Traveling the Backroads
July 25
169, 14, 218, 56, 63, 8, 50, 87, 3, and W69 – those were the 230-miles of roads that took me from Saint Peter, Minnesota, to Iowa’s Backbone State Park today. And what a delightful day in spite of increasing thunder and lightning – and threatening rain! The pace of travel is slower – 55 mph – and there is so much to see. Several of the roads are designated wildflower scenic byways – and they lived up to their name. Thanks to recent rains, the roadsides were full of color. I love the backroads.
FACTS ABOUT IOWA
bluebirds were once the most common birds in this state
85% of Iowa was once covered with tall grass prairie; now only 1% remains
the black walnut tree is a native Iowa tree
Iowa had 1.5 million acres of wetlands before settlers arrived and drained many of them to make land more suitable for agriculture
Also, before settlement, about 7 million acres of the land was forested; today only 2 million acres remain
THE SPAM MUSEUM
“What’s that sizzling sound I hear?”
“Get up! It’s SPAM and eggs, my dear!”
--Spam print ad from the 1930s
I took a midday driving break at Austin, Iowa, to tour the Spam Museum. Austin is one of two locations for the production of Hormel products. The museum is “16,500 square feet of Spam nirvana.” The entry has a “wall of 3,500 Spam cans.” The displays included a WWII display along with the sign, “GIs made fun of it, but Spam played a crucial role in turning the tide of the war.”
The museum also includes multi-media and inter-active exhibits about the history, old cans, a letter from Eisenhower, along with a puppet show, game show, light show, and much more.
The skies were dark and stormy behind me and on both sides as I drove to Backbone in the northeastern part of the state. I found this lush campground with not much trouble – heading toward the “modern” campsites in order to have an electrical hookup.
The camping area is pretty deserted and it was raining lightly as I drove through to find the best campsite for me. Site 20 looked good, but before I could get backed in and hooked up, the sky cut loose and dumped rain for about 30 minutes.
A ranger came by this evening to alert me to a “severe thunderstorm warning until 1 a.m.” I fell asleep listening to rain on Jeremiah’s roof and remembering a funny story someone emailed about Noah and the “second great flood.” This is a humorous commentary on getting anything built in this day and age. I don’t know who wrote it, but it’s clever.
Noah in 2005
In the year 2005, the Lord came unto Noah, who was now living in the United States, and said, "Once again, the earth has become wicked and over-populated, and I see the end of all flesh before me.
Build another Ark and save 2 of every living thing along with a few good humans."
He gave Noah the blueprints, saying, "You have 6 months to build the Ark before I will start the unending rain for 40 days and 40 nights."
Six months later, the Lord looked down and saw Noah weeping in his yard - but no Ark. "Noah!" He roared, "I'm about to start the rain! Where is the Ark?"
"Forgive me, Lord," begged Noah, "but things have changed.
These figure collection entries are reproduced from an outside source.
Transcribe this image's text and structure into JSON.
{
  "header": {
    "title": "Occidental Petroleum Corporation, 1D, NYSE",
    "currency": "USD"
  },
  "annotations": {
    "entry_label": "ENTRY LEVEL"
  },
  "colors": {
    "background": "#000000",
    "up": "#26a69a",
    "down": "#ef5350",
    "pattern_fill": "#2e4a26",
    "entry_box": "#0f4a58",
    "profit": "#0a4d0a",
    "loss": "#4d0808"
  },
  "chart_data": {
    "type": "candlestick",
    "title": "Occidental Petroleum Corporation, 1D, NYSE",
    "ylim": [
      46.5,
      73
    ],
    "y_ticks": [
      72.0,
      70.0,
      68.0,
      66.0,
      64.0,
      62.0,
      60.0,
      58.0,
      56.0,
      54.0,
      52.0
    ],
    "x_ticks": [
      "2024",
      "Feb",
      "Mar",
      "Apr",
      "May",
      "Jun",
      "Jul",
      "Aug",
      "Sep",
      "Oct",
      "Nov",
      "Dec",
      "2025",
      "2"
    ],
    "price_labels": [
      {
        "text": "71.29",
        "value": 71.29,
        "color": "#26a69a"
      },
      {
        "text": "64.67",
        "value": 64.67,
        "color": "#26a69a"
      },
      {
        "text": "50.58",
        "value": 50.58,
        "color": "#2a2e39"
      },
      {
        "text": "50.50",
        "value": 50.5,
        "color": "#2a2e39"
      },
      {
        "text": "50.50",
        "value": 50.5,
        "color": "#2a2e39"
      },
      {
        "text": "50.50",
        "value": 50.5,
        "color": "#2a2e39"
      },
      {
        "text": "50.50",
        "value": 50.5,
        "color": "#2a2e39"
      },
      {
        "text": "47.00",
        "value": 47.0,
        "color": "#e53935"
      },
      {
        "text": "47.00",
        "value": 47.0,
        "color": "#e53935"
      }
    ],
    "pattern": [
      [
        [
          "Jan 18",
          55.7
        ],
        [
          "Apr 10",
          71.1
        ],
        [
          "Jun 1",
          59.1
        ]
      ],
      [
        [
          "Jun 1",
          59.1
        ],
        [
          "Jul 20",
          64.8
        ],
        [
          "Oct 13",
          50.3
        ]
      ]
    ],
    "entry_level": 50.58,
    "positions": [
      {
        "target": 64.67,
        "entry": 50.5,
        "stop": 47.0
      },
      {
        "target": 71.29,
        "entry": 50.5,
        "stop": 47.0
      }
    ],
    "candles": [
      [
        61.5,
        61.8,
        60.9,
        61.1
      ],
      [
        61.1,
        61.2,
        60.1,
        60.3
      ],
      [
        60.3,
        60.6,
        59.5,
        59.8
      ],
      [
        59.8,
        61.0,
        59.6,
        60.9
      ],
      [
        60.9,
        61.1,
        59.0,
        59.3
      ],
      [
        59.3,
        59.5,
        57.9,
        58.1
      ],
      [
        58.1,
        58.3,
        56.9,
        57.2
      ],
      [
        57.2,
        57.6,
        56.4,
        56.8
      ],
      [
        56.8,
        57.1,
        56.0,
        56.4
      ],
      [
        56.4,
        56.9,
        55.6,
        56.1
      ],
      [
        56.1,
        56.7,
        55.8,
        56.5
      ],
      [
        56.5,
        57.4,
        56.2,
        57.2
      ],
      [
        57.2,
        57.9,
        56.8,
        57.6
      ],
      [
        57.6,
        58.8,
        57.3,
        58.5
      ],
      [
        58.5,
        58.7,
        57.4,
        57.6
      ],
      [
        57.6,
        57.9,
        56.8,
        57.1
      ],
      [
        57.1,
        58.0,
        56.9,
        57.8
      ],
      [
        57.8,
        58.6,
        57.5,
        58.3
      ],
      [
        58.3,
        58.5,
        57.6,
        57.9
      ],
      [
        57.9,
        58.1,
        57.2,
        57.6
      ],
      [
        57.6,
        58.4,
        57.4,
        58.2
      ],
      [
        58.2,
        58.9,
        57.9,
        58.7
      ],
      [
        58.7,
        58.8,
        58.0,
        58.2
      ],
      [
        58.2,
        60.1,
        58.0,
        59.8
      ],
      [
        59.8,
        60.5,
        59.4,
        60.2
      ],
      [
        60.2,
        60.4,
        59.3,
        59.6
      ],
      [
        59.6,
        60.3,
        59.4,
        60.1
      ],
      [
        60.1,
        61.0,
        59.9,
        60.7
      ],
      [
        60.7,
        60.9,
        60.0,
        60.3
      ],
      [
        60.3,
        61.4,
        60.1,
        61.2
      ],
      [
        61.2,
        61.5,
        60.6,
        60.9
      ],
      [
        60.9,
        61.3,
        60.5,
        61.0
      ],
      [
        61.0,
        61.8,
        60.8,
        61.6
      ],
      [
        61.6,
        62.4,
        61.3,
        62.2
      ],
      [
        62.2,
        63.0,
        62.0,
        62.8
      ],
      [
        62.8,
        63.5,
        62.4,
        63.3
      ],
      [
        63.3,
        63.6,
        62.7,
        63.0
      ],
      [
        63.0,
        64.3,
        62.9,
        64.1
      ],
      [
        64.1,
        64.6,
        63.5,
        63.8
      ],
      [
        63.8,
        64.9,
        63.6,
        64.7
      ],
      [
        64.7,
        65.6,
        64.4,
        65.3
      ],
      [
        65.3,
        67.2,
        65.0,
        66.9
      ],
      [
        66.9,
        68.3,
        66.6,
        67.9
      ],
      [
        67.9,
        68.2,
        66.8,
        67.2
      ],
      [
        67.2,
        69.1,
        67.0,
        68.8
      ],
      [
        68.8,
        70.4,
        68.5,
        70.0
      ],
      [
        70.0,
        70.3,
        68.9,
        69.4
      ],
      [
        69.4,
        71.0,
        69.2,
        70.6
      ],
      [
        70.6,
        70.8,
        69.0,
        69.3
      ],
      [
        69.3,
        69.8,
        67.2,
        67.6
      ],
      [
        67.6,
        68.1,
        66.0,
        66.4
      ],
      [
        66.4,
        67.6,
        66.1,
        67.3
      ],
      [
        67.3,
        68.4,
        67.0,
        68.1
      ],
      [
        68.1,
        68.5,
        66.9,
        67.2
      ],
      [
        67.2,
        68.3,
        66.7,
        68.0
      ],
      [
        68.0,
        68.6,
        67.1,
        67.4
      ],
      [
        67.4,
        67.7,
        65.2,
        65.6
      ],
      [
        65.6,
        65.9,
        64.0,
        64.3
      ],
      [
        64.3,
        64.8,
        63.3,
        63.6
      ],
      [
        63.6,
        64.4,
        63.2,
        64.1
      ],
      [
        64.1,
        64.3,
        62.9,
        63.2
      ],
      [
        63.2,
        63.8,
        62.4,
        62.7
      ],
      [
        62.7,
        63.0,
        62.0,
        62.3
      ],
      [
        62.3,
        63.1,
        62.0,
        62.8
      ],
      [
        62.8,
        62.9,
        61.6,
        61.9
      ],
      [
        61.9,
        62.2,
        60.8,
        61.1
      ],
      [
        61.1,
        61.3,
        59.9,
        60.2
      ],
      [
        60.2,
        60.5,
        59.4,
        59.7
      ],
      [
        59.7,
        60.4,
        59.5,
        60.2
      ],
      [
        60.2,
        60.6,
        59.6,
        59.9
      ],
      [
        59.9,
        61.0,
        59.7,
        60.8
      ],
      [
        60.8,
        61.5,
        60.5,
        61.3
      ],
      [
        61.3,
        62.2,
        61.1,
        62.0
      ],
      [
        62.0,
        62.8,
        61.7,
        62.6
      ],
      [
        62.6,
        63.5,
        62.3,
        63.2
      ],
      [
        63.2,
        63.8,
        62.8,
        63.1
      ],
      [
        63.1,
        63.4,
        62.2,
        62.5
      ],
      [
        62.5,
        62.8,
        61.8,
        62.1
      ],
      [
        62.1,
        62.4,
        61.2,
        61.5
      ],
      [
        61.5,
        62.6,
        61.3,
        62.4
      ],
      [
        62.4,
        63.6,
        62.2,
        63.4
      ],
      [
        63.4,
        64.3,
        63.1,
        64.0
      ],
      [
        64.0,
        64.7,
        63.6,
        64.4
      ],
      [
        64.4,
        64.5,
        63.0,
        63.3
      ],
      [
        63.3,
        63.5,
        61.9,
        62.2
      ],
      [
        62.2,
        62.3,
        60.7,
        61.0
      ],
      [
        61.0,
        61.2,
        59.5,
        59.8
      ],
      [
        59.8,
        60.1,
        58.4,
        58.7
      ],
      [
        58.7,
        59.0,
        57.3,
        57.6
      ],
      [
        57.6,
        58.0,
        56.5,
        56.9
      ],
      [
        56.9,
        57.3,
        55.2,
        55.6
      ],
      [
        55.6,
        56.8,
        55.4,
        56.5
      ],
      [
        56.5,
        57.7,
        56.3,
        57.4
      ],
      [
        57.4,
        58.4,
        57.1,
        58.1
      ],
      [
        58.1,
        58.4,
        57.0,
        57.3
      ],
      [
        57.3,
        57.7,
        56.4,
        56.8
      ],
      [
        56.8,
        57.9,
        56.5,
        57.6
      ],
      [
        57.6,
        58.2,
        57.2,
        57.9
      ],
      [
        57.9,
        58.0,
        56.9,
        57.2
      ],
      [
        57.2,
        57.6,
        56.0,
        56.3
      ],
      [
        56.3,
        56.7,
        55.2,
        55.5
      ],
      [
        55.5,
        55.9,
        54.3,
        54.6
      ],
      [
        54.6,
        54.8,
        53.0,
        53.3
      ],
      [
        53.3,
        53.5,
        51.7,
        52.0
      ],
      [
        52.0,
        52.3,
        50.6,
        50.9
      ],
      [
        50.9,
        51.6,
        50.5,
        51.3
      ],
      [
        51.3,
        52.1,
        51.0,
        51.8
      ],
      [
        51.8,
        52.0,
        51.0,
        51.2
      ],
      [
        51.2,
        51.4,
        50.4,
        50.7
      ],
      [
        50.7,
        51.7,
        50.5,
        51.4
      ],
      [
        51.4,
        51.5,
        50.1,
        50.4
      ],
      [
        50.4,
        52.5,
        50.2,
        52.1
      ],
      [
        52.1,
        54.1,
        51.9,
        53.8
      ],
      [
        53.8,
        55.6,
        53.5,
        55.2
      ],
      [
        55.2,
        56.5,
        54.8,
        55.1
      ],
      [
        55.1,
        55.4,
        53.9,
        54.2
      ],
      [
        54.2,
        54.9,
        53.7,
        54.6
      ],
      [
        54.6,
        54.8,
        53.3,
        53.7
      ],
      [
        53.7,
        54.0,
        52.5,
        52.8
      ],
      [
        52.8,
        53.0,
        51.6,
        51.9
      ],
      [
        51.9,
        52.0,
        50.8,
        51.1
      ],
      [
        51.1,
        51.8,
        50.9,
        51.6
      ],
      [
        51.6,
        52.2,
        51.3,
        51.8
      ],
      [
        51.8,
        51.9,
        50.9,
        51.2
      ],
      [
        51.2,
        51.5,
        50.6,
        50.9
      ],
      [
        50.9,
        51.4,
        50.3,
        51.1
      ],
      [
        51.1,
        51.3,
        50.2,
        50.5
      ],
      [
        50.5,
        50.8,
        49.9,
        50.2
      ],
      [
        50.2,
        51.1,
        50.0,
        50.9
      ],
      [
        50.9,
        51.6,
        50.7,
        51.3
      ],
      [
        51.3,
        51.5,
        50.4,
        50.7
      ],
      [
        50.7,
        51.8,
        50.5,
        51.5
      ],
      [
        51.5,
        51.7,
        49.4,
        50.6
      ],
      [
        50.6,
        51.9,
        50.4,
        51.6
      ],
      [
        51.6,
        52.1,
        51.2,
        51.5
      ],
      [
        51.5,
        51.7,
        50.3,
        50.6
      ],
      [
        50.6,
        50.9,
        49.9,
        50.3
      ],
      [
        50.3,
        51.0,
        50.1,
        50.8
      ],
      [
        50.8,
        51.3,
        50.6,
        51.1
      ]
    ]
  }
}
I needed a building permit. I've been arguing with the inspector about the need for a sprinkler system. My neighbors claim that I've violated the neighborhood zoning laws by building the Ark in my yard and exceeding the height limitations. We had to go to the Development Appeal Board for a decision. ”
Then the Department of Transportation demanded a bond be posted for the future costs of moving power lines and other overhead obstructions, to clear the passage for the Ark's move to the sea. I told them that the sea would be coming to us, but they would hear nothing of it.
”Getting the wood was another problem. There's a ban on cutting local trees in order to save the spotted owl. I tried to convince the environmentalists that I needed the wood to save the owls - but no go! ”
When I started gathering the animals, an animal rights group sued me. They insisted that I was confining wild animals against their will. They argued the accommodation was too restrictive, and it was cruel and inhumane to put so many animals in a confined space. ”
Then the EPA ruled that I couldn't build the Ark until they'd conducted an environmental impact study on your proposed flood. ”
I'm still trying to resolve a complaint with the Human Rights Commission on how many minorities I'm supposed to hire for my building crew. ”
Immigration and Naturalization is checking the green-card status of most of the people who want to work. ”The trades unions say I can't use my sons. They insist I have to hire only Union workers with Ark-building experience. ”
To make matters worse, the IRS seized all my assets, claiming I'm trying to leave the country illegally with endangered species. ”
So, forgive me, Lord, but it would take at least 10 years for me to finish this Ark."
Suddenly the skies cleared, the sun began to shine, and a rainbow stretched across the sky.
Noah looked up in wonder and asked, "You mean you're not going to destroy the world?"
"No," said the Lord. "The government beat me to it.